There is something faintly ludicrous about a plot that involves our hero confounding master spies, narrowly escaping beheading by biplane and scrambling for his life down the face of Abraham Lincoln.

Perhaps that is what attracted Emma Rice, for her adaptation of Alfred Hitchcock’s thriller is gloriously daft, bursting with visual and physical humour that typified her time as artistic director of Kneehigh Theatre in Cornwall and later at London’s Globe.

Quiet advertising executive Roger Thornhill is mistaken for the mysterious George Kaplan, a supposed FBI agent, and kidnapped by the ruthless Phillip Vandamm before escaping with the help of the beautiful Eve Kendall, who seems however to be playing a double game.

Rice preserves a sense of the original, for this is not one of those plays-that-go-wrong, but I don’t know anyone else who can get way with such outrageous gags as having the biplane explosion represented by someone waving a red duster, or having Mt Rushmore contained inside a suitcase.

The show is a splendid celebration of Hollywood, not a send-up, with homage also to a golden age of popular songs, the cast miming, cross-gendered naturally, to tracks by the likes of Judy Garland, Peggy Lee and Billie Holliday, interspersed with knockabout dance moves that might have seemed cool circa 1959.

The ending, when the more serious stuff takes over, is the least successful part of the concept, but overall this is one of the most original shows I’ve seen in years, laugh-out loud funny, and one to amuse all generations.

Ewan Wardrop may not quite have the Cary Grant looks, but got a wolf-whistle for stripping down to his shorts for the shower—another Rice stunt that I won’t reveal—and plays Thornhill with a suavity that does not exclude making a joyous fool of himself in Etta Murfitt’s wildly knockabout choreography.

Katy Owen dons coats and disguises like a real spook, at one moment head of the American intelligence agency, at another a Puckish professor with a special line in audience-baiting.

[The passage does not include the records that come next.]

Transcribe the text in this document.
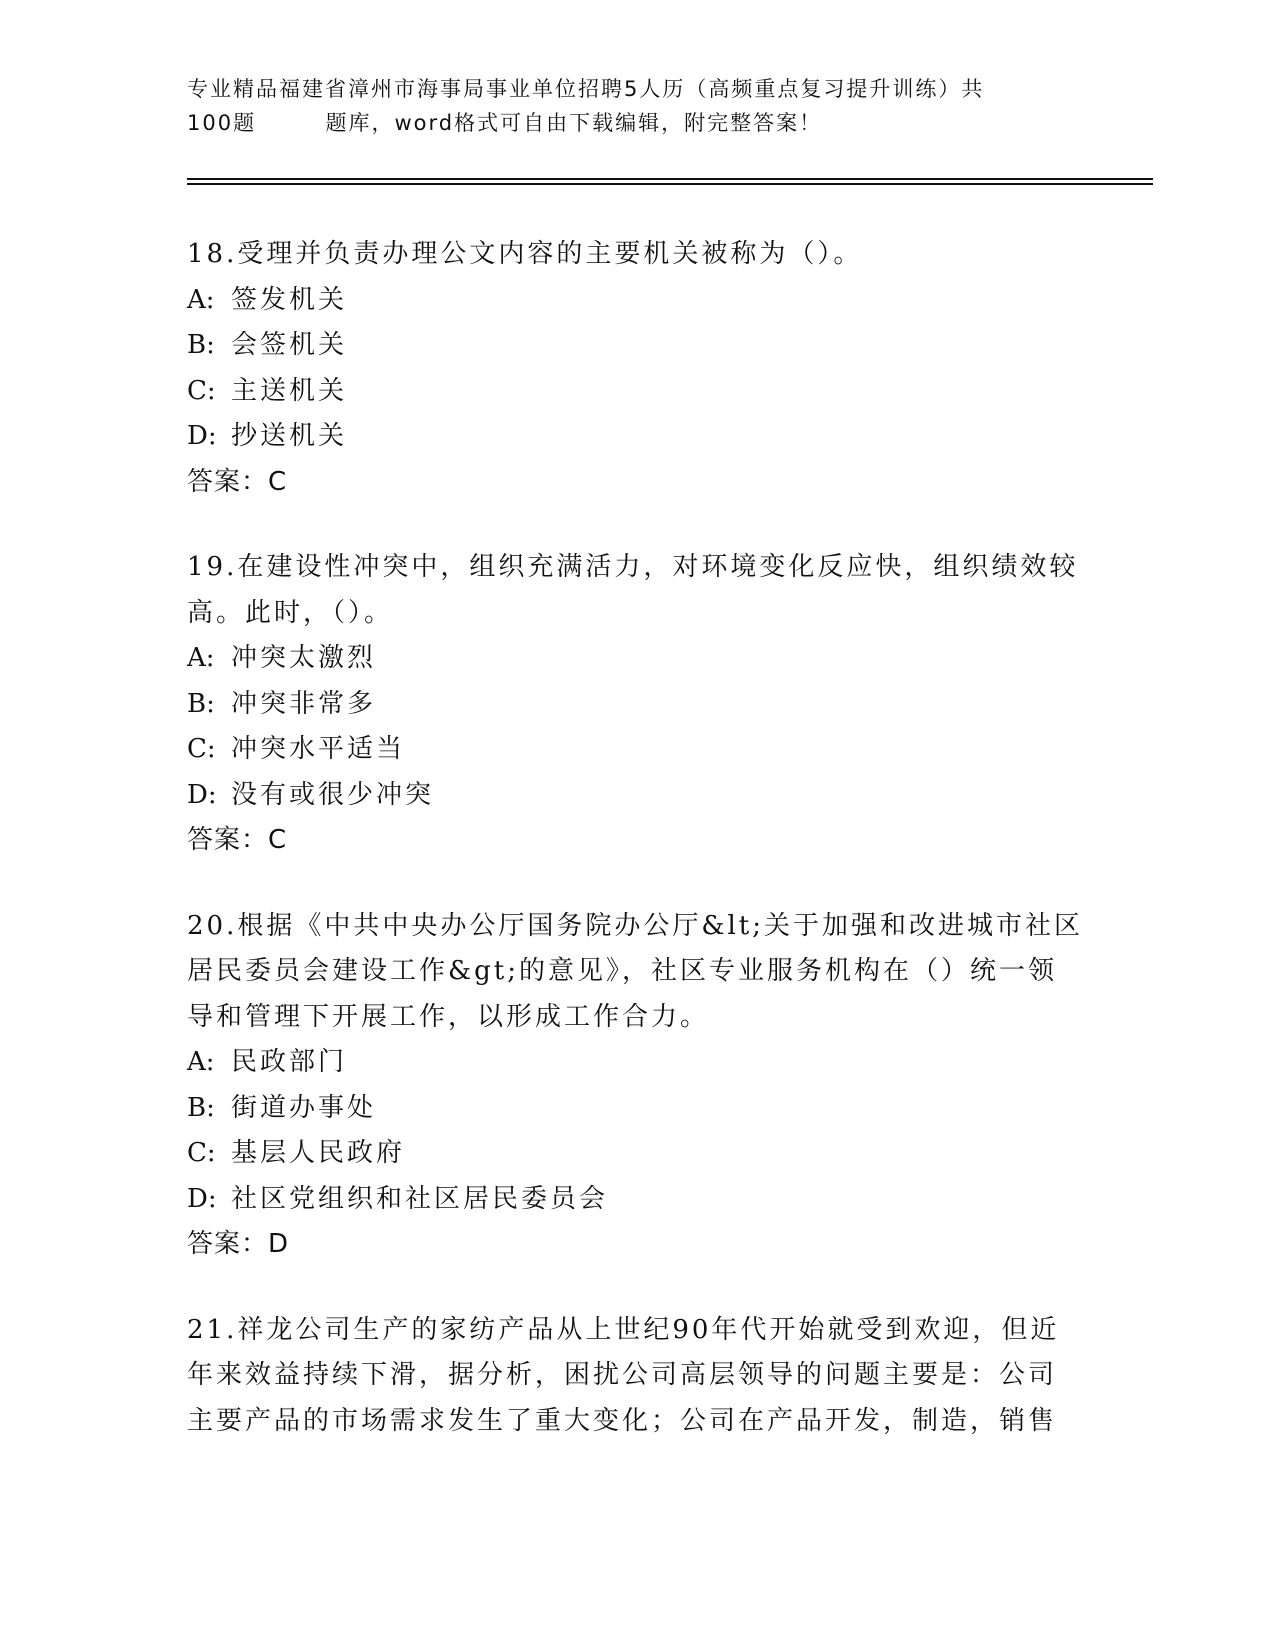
专业精品福建省漳州市海事局事业单位招聘5人历（高频重点复习提升训练）共
100题        题库，word格式可自由下载编辑，附完整答案！
18.受理并负责办理公文内容的主要机关被称为（）。
A: 签发机关
B: 会签机关
C: 主送机关
D: 抄送机关
答案：C
19.在建设性冲突中，组织充满活力，对环境变化反应快，组织绩效较
高。此时，（）。
A: 冲突太激烈
B: 冲突非常多
C: 冲突水平适当
D: 没有或很少冲突
答案：C
20.根据《中共中央办公厅国务院办公厅&lt;关于加强和改进城市社区
居民委员会建设工作&gt;的意见》，社区专业服务机构在（）统一领
导和管理下开展工作，以形成工作合力。
A: 民政部门
B: 街道办事处
C: 基层人民政府
D: 社区党组织和社区居民委员会
答案：D
21.祥龙公司生产的家纺产品从上世纪90年代开始就受到欢迎，但近
年来效益持续下滑，据分析，困扰公司高层领导的问题主要是：公司
主要产品的市场需求发生了重大变化；公司在产品开发，制造，销售
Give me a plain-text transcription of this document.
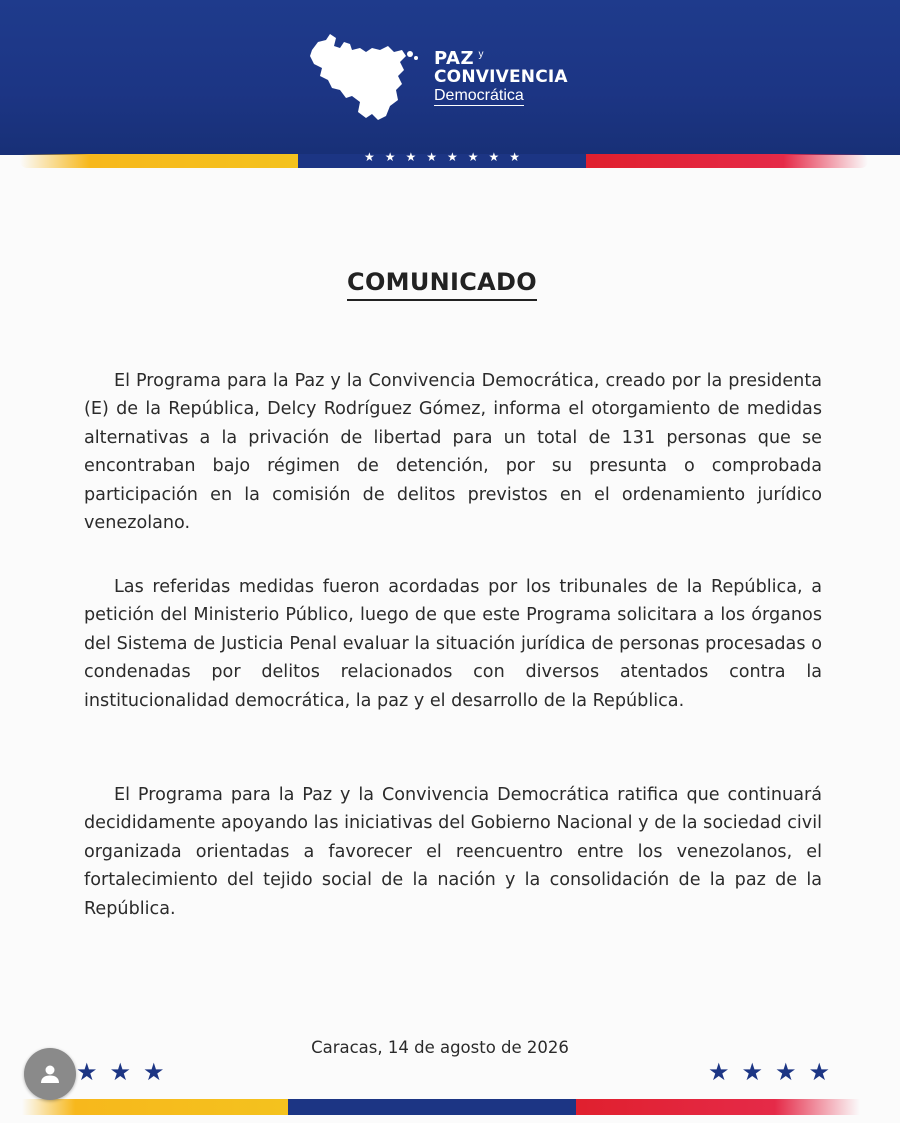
PAZ $^y$
CONVIVENCIA
Democrática
★★★★★★★★
COMUNICADO
El Programa para la Paz y la Convivencia Democrática, creado por la presidenta (E) de la República, Delcy Rodríguez Gómez, informa el otorgamiento de medidas alternativas a la privación de libertad para un total de 131 personas que se encontraban bajo régimen de detención, por su presunta o comprobada participación en la comisión de delitos previstos en el ordenamiento jurídico venezolano.
Las referidas medidas fueron acordadas por los tribunales de la República, a petición del Ministerio Público, luego de que este Programa solicitara a los órganos del Sistema de Justicia Penal evaluar la situación jurídica de personas procesadas o condenadas por delitos relacionados con diversos atentados contra la institucionalidad democrática, la paz y el desarrollo de la República.
El Programa para la Paz y la Convivencia Democrática ratifica que continuará decididamente apoyando las iniciativas del Gobierno Nacional y de la sociedad civil organizada orientadas a favorecer el reencuentro entre los venezolanos, el fortalecimiento del tejido social de la nación y la consolidación de la paz de la República.
Caracas, 14 de agosto de 2026
★★★	★★★★
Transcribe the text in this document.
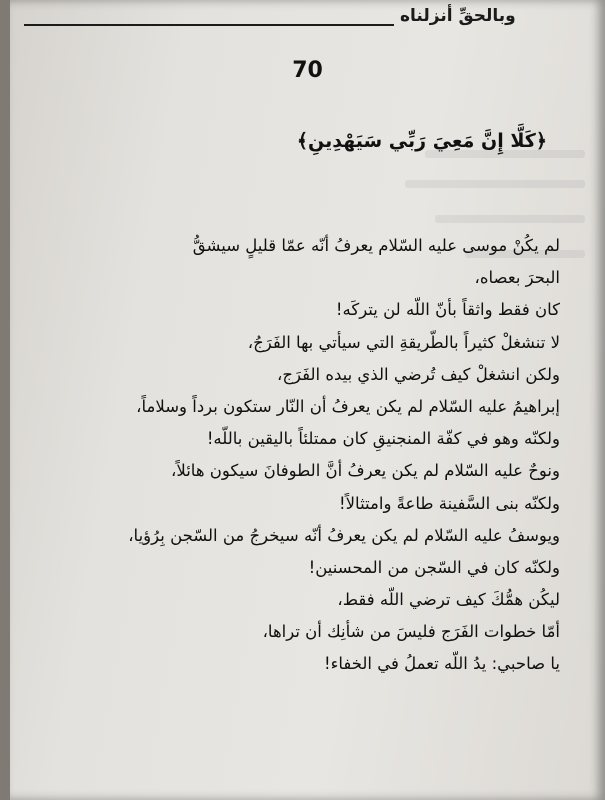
وبالحقِّ أنزلناه
70
﴿كَلَّا إِنَّ مَعِيَ رَبِّي سَيَهْدِينِ﴾
لم يكُنْ موسى عليه السّلام يعرفُ أنّه عمّا قليلٍ سيشقُّ
البحرَ بعصاه،
كان فقط واثقاً بأنّ اللّه لن يتركَه!
لا تنشغلْ كثيراً بالطّريقةِ التي سيأتي بها الفَرَجُ،
ولكن انشغلْ كيف تُرضي الذي بيده الفَرَج،
إبراهيمُ عليه السّلام لم يكن يعرفُ أن النّار ستكون برداً وسلاماً،
ولكنّه وهو في كفّة المنجنيقِ كان ممتلئاً باليقين باللّه!
ونوحٌ عليه السّلام لم يكن يعرفُ أنَّ الطوفانَ سيكون هائلاً،
ولكنّه بنى السَّفينة طاعةً وامتثالاً!
ويوسفُ عليه السّلام لم يكن يعرفُ أنّه سيخرجُ من السّجن بِرُؤيا،
ولكنّه كان في السّجن من المحسنين!
ليكُن همُّكَ كيف ترضي اللّه فقط،
أمّا خطوات الفَرَج فليسَ من شأنِك أن تراها،
يا صاحبي: يدُ اللّه تعملُ في الخفاء!
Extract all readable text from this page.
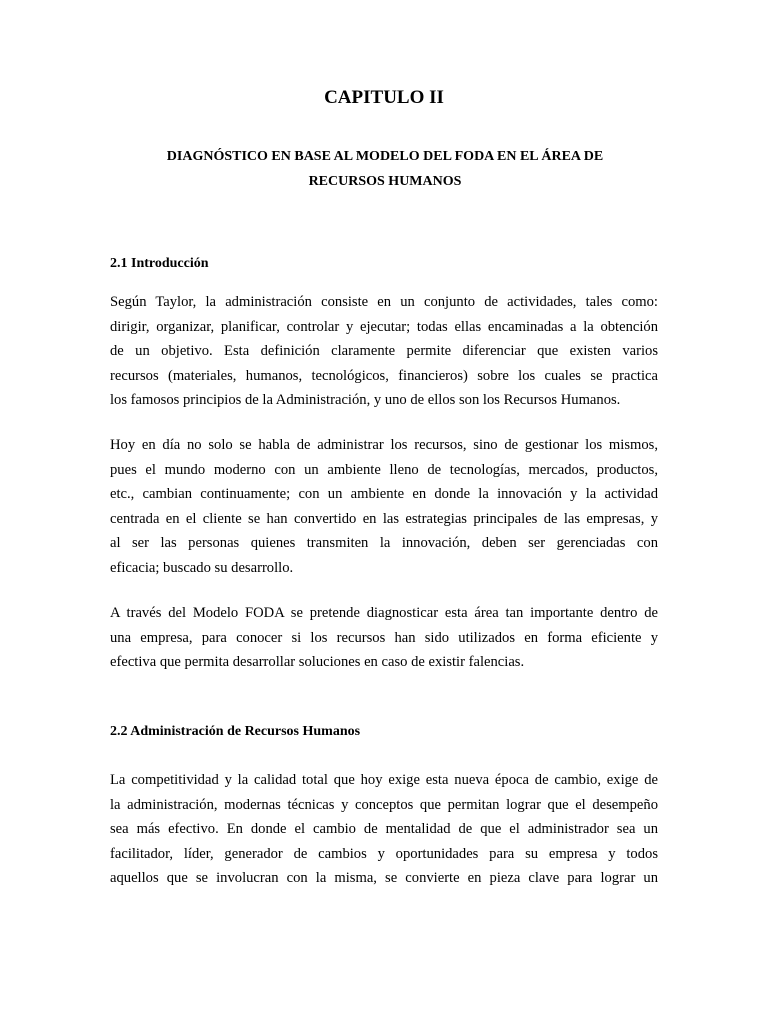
CAPITULO II
DIAGNÓSTICO EN BASE AL MODELO DEL FODA EN EL ÁREA DE
RECURSOS HUMANOS
2.1 Introducción

Según Taylor, la administración consiste en un conjunto de actividades, tales como:
dirigir, organizar, planificar, controlar y ejecutar; todas ellas encaminadas a la obtención
de un objetivo. Esta definición claramente permite diferenciar que existen varios
recursos (materiales, humanos, tecnológicos, financieros) sobre los cuales se practica
los famosos principios de la Administración, y uno de ellos son los Recursos Humanos.

Hoy en día no solo se habla de administrar los recursos, sino de gestionar los mismos,
pues el mundo moderno con un ambiente lleno de tecnologías, mercados, productos,
etc., cambian continuamente; con un ambiente en donde la innovación y la actividad
centrada en el cliente se han convertido en las estrategias principales de las empresas, y
al ser las personas quienes transmiten la innovación, deben ser gerenciadas con
eficacia; buscado su desarrollo.

A través del Modelo FODA se pretende diagnosticar esta área tan importante dentro de
una empresa, para conocer si los recursos han sido utilizados en forma eficiente y
efectiva que permita desarrollar soluciones en caso de existir falencias.

2.2 Administración de Recursos Humanos

La competitividad y la calidad total que hoy exige esta nueva época de cambio, exige de
la administración, modernas técnicas y conceptos que permitan lograr que el desempeño
sea más efectivo. En donde el cambio de mentalidad de que el administrador sea un
facilitador, líder, generador de cambios y oportunidades para su empresa y todos
aquellos que se involucran con la misma, se convierte en pieza clave para lograr un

Patrycja Kujawska is irresistible as the appropriately named temptress Eve, and Karl Queensborough plays Vandamm with a dark intensity, with Simon Oskarsson and the acrobatic Mirabelle Gremaud ably serving as his co-conspirators, the latter doubling as a maid who can throw in a few somersaults with the room service.

Rob Howell’s clever set comprises a row of 80 or more suits, a line of suitcases and four large rotating platforms like cocktail bars or revolving doors—suitable passageways for so many characters of changing identity.

The show's 2025 tour concludes at Alexandra Palace Theatre from 11 to 22 June. Don't miss it.